Kepedulian masyarakat seharusnya juga diarahkan pada pemahaman akar permasalahan ini, sehingga tragedi tidak berulang menjadi siklus tahunan yang selalu direspons dengan tagar yang sama, namun tanpa perubahan berarti. Krisis kemanusiaan ini memerlukan tindakan kolektif, bukan sekadar simpati digital. Masyarakat, pemerintah, hingga generasi muda perlu memahami bahwa kepedulian bukan hanya tentang ikut serta dalam percakapan online, melainkan hadir dalam aksi offline yang memberi dampak langsung. Empati yang tulus tidak mencari perhatian, tidak membutuhkan validasi, dan tidak menunggu bencana menjadi tren.

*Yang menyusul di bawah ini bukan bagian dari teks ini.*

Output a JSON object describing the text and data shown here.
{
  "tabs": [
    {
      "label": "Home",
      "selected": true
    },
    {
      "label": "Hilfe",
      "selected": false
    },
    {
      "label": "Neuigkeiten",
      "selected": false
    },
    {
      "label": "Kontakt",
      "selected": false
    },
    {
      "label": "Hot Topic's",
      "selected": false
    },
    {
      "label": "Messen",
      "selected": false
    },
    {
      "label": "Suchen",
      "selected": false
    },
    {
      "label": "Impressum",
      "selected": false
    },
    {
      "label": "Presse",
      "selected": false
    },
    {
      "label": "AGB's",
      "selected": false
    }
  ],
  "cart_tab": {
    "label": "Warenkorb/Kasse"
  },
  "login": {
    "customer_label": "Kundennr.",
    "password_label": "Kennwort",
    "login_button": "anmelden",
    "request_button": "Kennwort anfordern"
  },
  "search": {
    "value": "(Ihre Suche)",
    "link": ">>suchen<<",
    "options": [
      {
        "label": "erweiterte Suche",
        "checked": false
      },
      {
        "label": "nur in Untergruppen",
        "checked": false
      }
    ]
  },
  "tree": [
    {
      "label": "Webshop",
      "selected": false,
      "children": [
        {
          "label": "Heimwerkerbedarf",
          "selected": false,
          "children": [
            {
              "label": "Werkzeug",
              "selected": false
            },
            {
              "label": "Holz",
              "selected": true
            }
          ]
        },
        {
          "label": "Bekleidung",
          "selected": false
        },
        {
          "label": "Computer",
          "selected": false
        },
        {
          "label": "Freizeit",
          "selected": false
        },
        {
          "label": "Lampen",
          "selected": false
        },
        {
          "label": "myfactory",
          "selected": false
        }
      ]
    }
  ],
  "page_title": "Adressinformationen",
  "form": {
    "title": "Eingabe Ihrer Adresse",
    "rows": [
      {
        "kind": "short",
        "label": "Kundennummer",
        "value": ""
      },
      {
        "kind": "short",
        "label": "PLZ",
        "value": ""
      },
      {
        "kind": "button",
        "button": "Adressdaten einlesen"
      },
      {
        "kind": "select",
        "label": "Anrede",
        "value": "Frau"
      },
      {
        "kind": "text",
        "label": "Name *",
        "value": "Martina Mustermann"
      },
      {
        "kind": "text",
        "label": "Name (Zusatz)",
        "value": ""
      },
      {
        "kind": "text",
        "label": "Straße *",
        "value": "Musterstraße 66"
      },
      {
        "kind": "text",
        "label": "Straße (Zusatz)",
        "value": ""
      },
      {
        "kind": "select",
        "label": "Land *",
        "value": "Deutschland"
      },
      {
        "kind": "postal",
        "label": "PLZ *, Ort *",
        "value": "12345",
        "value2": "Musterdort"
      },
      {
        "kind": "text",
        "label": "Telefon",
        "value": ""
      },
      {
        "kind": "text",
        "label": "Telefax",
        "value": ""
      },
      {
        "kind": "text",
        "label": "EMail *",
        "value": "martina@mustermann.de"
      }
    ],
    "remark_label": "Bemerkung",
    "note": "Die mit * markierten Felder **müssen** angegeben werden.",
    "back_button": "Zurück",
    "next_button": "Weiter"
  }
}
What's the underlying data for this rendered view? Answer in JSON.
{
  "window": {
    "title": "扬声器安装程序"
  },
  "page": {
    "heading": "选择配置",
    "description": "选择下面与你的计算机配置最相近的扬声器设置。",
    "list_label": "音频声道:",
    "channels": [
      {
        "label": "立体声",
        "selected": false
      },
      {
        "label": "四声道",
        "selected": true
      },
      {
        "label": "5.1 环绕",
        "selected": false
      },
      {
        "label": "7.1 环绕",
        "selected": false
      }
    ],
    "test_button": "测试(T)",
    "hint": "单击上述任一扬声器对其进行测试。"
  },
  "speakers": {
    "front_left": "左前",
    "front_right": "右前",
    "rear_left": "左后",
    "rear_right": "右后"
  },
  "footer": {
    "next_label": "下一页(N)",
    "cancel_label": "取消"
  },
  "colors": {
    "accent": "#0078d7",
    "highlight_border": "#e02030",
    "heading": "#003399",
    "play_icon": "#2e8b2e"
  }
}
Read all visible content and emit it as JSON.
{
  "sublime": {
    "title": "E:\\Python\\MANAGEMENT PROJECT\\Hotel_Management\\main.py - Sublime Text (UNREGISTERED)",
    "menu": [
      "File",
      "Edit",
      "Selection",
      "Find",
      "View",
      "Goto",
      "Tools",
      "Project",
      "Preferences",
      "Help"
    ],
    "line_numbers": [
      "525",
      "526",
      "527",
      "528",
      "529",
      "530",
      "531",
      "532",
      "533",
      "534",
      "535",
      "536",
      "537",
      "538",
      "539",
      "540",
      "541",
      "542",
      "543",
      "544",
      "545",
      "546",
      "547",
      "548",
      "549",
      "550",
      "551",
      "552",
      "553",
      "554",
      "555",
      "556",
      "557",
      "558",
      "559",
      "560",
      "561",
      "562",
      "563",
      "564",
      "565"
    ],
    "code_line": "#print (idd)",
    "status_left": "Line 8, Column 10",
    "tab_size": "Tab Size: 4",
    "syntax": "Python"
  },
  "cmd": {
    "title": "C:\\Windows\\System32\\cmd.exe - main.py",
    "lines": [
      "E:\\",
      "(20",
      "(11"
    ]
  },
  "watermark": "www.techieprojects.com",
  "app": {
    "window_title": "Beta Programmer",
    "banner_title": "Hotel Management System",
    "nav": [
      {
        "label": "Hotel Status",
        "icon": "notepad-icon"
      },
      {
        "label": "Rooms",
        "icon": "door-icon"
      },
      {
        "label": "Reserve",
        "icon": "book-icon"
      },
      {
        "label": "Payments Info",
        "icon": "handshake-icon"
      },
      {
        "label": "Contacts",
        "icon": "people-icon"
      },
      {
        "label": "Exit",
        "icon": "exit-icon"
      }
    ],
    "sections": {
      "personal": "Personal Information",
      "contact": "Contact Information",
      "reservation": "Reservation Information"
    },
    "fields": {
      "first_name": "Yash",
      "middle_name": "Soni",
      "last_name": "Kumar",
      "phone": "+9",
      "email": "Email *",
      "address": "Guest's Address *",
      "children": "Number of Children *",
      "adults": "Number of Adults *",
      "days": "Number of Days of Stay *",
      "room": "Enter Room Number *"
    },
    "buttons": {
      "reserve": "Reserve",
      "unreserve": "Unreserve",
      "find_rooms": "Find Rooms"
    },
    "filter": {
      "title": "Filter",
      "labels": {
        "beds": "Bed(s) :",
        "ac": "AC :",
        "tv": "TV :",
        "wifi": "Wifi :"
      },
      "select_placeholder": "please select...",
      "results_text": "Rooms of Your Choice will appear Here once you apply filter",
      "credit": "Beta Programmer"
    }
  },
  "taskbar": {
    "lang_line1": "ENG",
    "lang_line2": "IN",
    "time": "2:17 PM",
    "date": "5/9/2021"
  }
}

Pada akhirnya, #PrayForSumatera seharusnya menjadi awal, bukan akhir. Ia harus menjadi pemantik untuk gerakan yang lebih besar: solidaritas yang melampaui layar, kepedulian yang tidak memudar ketika tagar berganti, dan komitmen nyata untuk saling menjaga. Bencana boleh menjadi viral, tetapi kemanusiaan tidak boleh ikut tergerus oleh algoritma dan perhatian singkat dunia digital. Ketika tagar mulai mereda dan berita besar beralih ke isu berikutnya, para korban di Sumatera tetap menghadapi kenyataan yang panjang. Di titik inilah kita diuji: apakah kepedulian kita hanya berlangsung selama satu trending topic? Atau apakah kita mampu menunjukkan bahwa solidaritas tidak berhenti di kolom komentar?